È in atto una vera e propria battuta di caccia contro Lamine Yamal. La causa? Il disprezzo razziale
Si legge su El País: "Sono gli ariani, spagnoli e catalani, uniti dal disprezzo razziale verso un ragazzo nato in Catalogna ma di origini magrebine. Lui, fortunatamente, continua ad andare avanti"

Barcellona 30/04/2025 - Champions League / Barcellona-Inter / foto Imago/Image Sport nella foto: esultanza gol Lamine Yamal ONLY ITALY
Rafa Cabeleira, sulle colonne di El País, analizza senza filtri il clima che si è creato attorno a Lamine Yamal: non solo critica sportiva, ma una vera e propria campagna di delegittimazione che va oltre la rivalità calcistica e tocca dinamiche culturali, identitarie e sociali molto più profonde.
Lamine Yamal, vittima di un clima altamente tossico: i dettagli
Si legge su El País:
Esiste una campagna di delegittimazione contro Lamine Yamal e non tutti i colpi partono da Madrid, per quanto possa essere comodo ridurre tutto a una mera questione di politica territoriale. Basta affinare un po’ l’orecchio per rendersi conto che la battuta di caccia organizzata contro Lamine Yamal attinge da altre fonti, altre motivazioni e universi ben più complessi della semplice rivalità calcistica.

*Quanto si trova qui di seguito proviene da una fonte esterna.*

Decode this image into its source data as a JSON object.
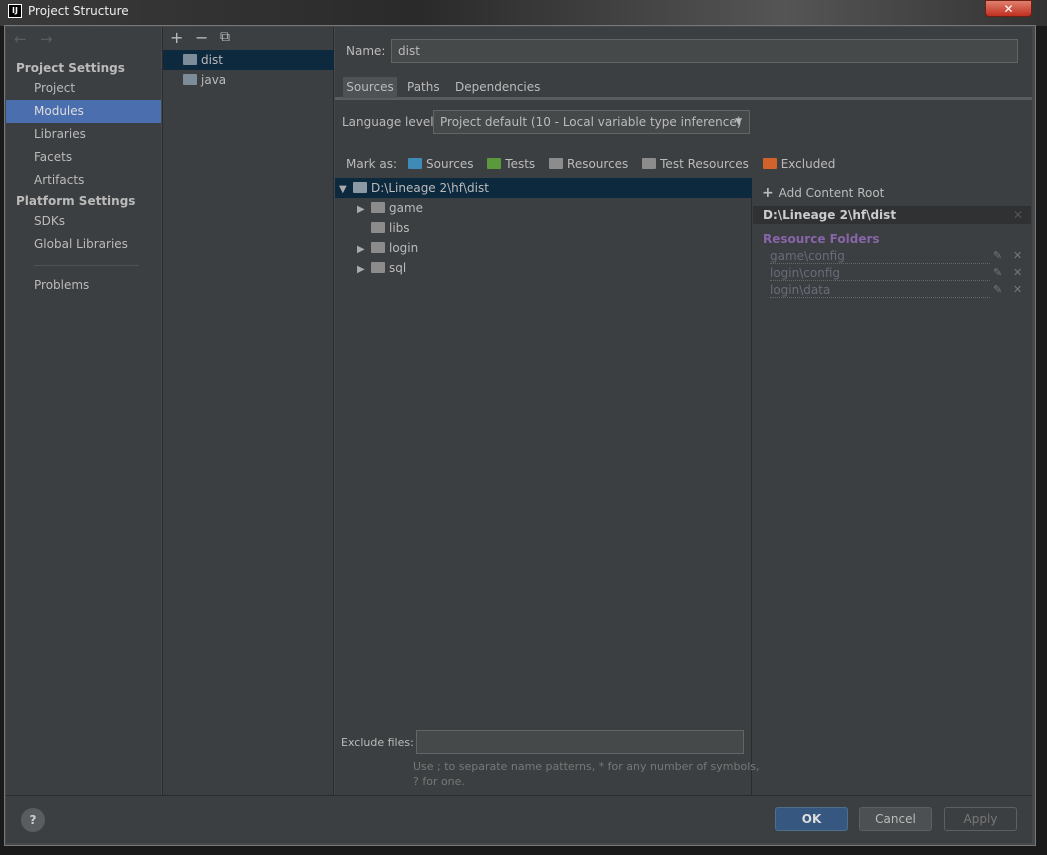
{
  "window": {
    "title": "Project Structure",
    "close": "✕",
    "logo": "IJ"
  },
  "nav": {
    "back": "←",
    "forward": "→"
  },
  "sidebar": {
    "project_settings": "Project Settings",
    "platform_settings": "Platform Settings",
    "items": [
      {
        "label": "Project"
      },
      {
        "label": "Modules",
        "selected": true
      },
      {
        "label": "Libraries"
      },
      {
        "label": "Facets"
      },
      {
        "label": "Artifacts"
      }
    ],
    "platform_items": [
      {
        "label": "SDKs"
      },
      {
        "label": "Global Libraries"
      }
    ],
    "problems": "Problems"
  },
  "modules": {
    "toolbar": {
      "add": "+",
      "remove": "−",
      "copy": "⧉"
    },
    "items": [
      {
        "label": "dist",
        "selected": true
      },
      {
        "label": "java"
      }
    ]
  },
  "main": {
    "name_label": "Name:",
    "name_value": "dist",
    "tabs": [
      {
        "label": "Sources",
        "active": true
      },
      {
        "label": "Paths"
      },
      {
        "label": "Dependencies"
      }
    ],
    "language_level_label": "Language level:",
    "language_level_value": "Project default (10 - Local variable type inference)",
    "mark_as_label": "Mark as:",
    "mark_as": [
      {
        "label": "Sources",
        "color": "#3f8bb5"
      },
      {
        "label": "Tests",
        "color": "#5a9a3c"
      },
      {
        "label": "Resources",
        "color": "#8c8c8c"
      },
      {
        "label": "Test Resources",
        "color": "#8c8c8c"
      },
      {
        "label": "Excluded",
        "color": "#d0632c"
      }
    ],
    "tree": {
      "root": "D:\\Lineage 2\\hf\\dist",
      "children": [
        {
          "label": "game",
          "expandable": true
        },
        {
          "label": "libs",
          "expandable": false
        },
        {
          "label": "login",
          "expandable": true
        },
        {
          "label": "sql",
          "expandable": true
        }
      ]
    },
    "exclude_label": "Exclude files:",
    "exclude_value": "",
    "exclude_hint1": "Use ; to separate name patterns, * for any number of symbols,",
    "exclude_hint2": "? for one."
  },
  "content_root": {
    "add_label": "Add Content Root",
    "root": "D:\\Lineage 2\\hf\\dist",
    "resource_header": "Resource Folders",
    "resource_color": "#9b6fc2",
    "folders": [
      "game\\config",
      "login\\config",
      "login\\data"
    ]
  },
  "footer": {
    "help": "?",
    "ok": "OK",
    "cancel": "Cancel",
    "apply": "Apply"
  }
}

Se frequentasse soltanto il liceo o l’università, e non giocasse in una squadra di Primera División, chiunque potrebbe riconoscere attorno a lui comportamenti più vicini al bullismo che alla critica legittima. Ma senza forzare troppo l’analisi, bisogna anche accettare che tutto ciò che circonda il calcio è intriso di un grado di barbarie difficilmente riscontrabile in altri ambiti della vita, appena giustificato dai tanti zeri dello stipendio.

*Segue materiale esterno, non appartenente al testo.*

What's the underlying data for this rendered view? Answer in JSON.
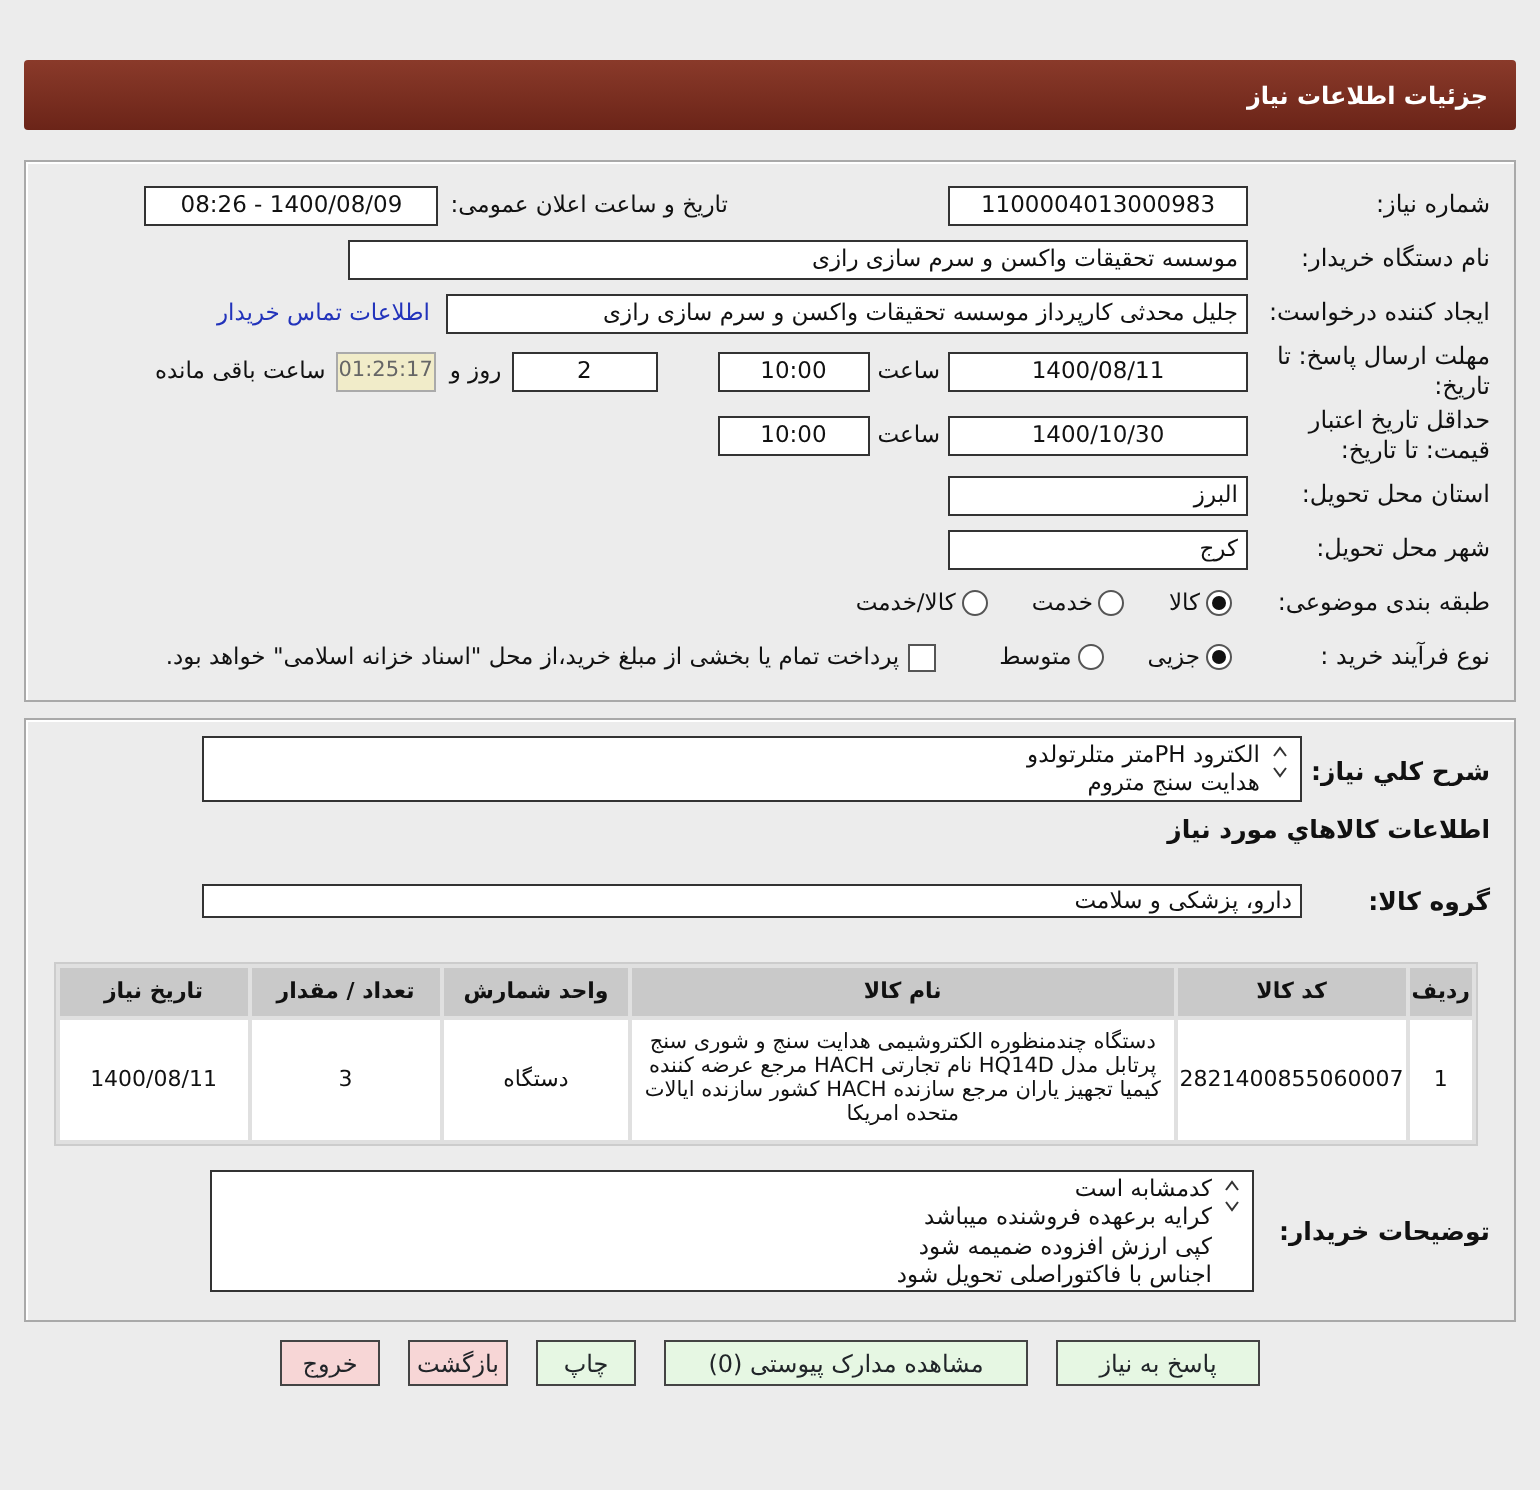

Il gruppo che inquieta davvero non sfoggia sciarpe né si nasconde più di tanto. Sono gli ariani, spagnoli e catalani, uniti dal disprezzo razziale verso un ragazzo nato in Catalogna ma di origini magrebine. Quelli della scusa culturale, che è sempre la peggiore delle scuse. Basta ricordare i commenti ricevuti durante l’ultimo Europeo o quanto accaduto proprio questa settimana in un programma di Tv3, dove uno degli opinionisti è arrivato a insinuare, senza il minimo imbarazzo, se dovesse essere considerato catalano. Come se la catalanità fosse una tessera distribuita nei talk show e ritirata a piacimento.
Altri tipi di critica
Poi ci sono gli altri, meno pericolosi ma altrettanto attivi. I nostalgici del “non è Messi”. I moderati del “gli piace troppo piacersi”. I paladini dell’umiltà con il loro “non serve ostentare”. Gli annoiati del “il calcio non è un gioco”. Quelli del “non corre, non pensa alla squadra”. E naturalmente i cartomanti del “finirà male”. Tutti insieme formano un coro denso, soffocante, dedicato a iper-analizzare ogni gesto, ogni esultanza e ogni silenzio.

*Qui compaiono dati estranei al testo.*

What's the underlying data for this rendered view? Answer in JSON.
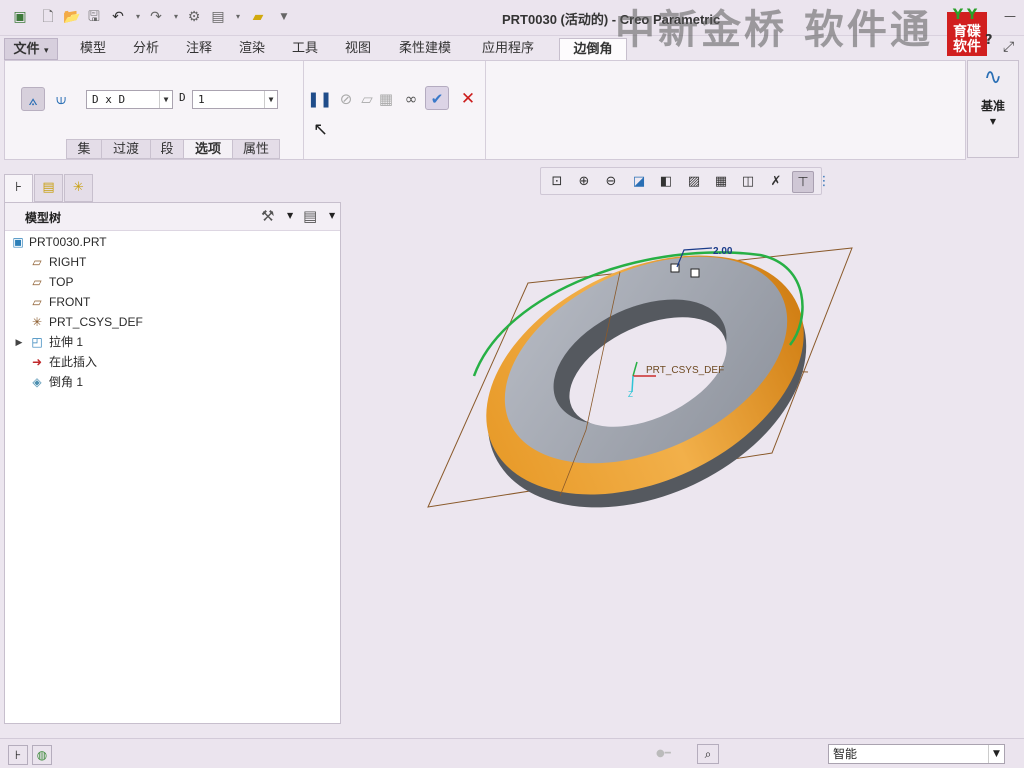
{
  "window": {
    "title": "PRT0030 (活动的) - Creo Parametric",
    "watermark": "中新金桥 软件通",
    "brand_logo_text": [
      "育碟",
      "软件"
    ],
    "brand_logo_top": "YY"
  },
  "quick_access": {
    "icons": [
      "app-icon",
      "new-icon",
      "open-icon",
      "save-icon",
      "undo-icon",
      "redo-icon",
      "regenerate-icon",
      "windows-icon",
      "close-window-icon",
      "customize-icon"
    ]
  },
  "ribbon": {
    "tabs": [
      "文件",
      "模型",
      "分析",
      "注释",
      "渲染",
      "工具",
      "视图",
      "柔性建模",
      "应用程序",
      "边倒角"
    ],
    "file_menu_arrow": "▾",
    "active_tab": "边倒角",
    "dimension_scheme": "D x D",
    "d_label": "D",
    "d_value": "1",
    "subtabs": [
      "集",
      "过渡",
      "段",
      "选项",
      "属性"
    ],
    "active_subtab": "选项",
    "datum_label": "基准"
  },
  "model_tree": {
    "title": "模型树",
    "items": [
      {
        "label": "PRT0030.PRT",
        "icon": "part-icon"
      },
      {
        "label": "RIGHT",
        "icon": "datum-plane-icon"
      },
      {
        "label": "TOP",
        "icon": "datum-plane-icon"
      },
      {
        "label": "FRONT",
        "icon": "datum-plane-icon"
      },
      {
        "label": "PRT_CSYS_DEF",
        "icon": "csys-icon"
      },
      {
        "label": "拉伸 1",
        "icon": "extrude-icon"
      },
      {
        "label": "在此插入",
        "icon": "insert-here-icon"
      },
      {
        "label": "倒角 1",
        "icon": "chamfer-icon"
      }
    ]
  },
  "viewport": {
    "dimension_label": "2.00",
    "csys_label": "PRT_CSYS_DEF",
    "axis_z": "Z",
    "accent_color": "#e2901a",
    "gray_color": "#9da2ad"
  },
  "status": {
    "filter": "智能"
  }
}
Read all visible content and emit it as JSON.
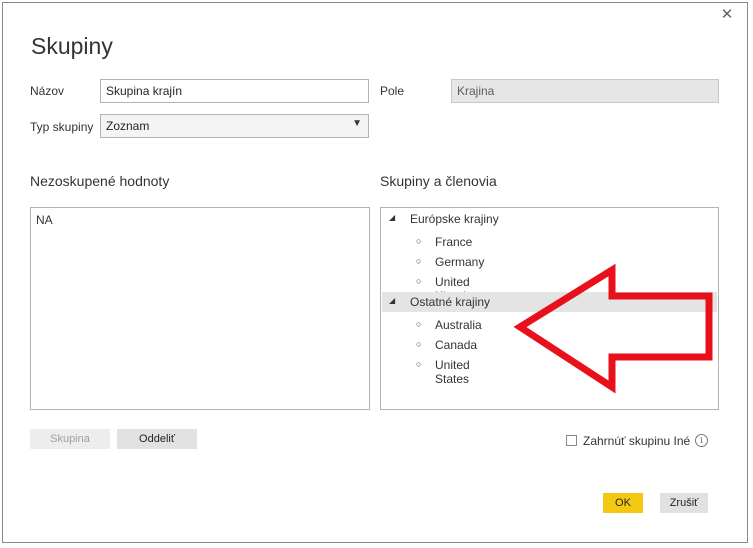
{
  "dialog": {
    "title": "Skupiny",
    "close_icon": "close-icon"
  },
  "form": {
    "name_label": "Názov",
    "name_value": "Skupina krajín",
    "field_label": "Pole",
    "field_value": "Krajina",
    "type_label": "Typ skupiny",
    "type_value": "Zoznam"
  },
  "ungrouped": {
    "heading": "Nezoskupené hodnoty",
    "items": [
      "NA"
    ]
  },
  "groups": {
    "heading": "Skupiny a členovia",
    "tree": [
      {
        "name": "Európske krajiny",
        "members": [
          "France",
          "Germany",
          "United Kingdom"
        ]
      },
      {
        "name": "Ostatné krajiny",
        "members": [
          "Australia",
          "Canada",
          "United States"
        ],
        "selected": true
      }
    ]
  },
  "buttons": {
    "group_label": "Skupina",
    "ungroup_label": "Oddeliť",
    "ok_label": "OK",
    "cancel_label": "Zrušiť"
  },
  "include_other": {
    "label": "Zahrnúť skupinu Iné",
    "checked": false
  },
  "colors": {
    "accent": "#F2C811",
    "annotation_arrow": "#E8101B"
  }
}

Lamine non sta pagando tanto per ciò che fa, quanto per ciò che rappresenta: un talento precoce, sfrontato e meticcio in un Paese che tollera a fatica chi non chiede permesso per brillare. Per questo il branco ringhia, anche quando il pallone non rotola, mentre lui cammina a testa alta sapendo (anche se nessuno glielo ha spiegato) che non esiste altra difesa se non continuare ad andare avanti.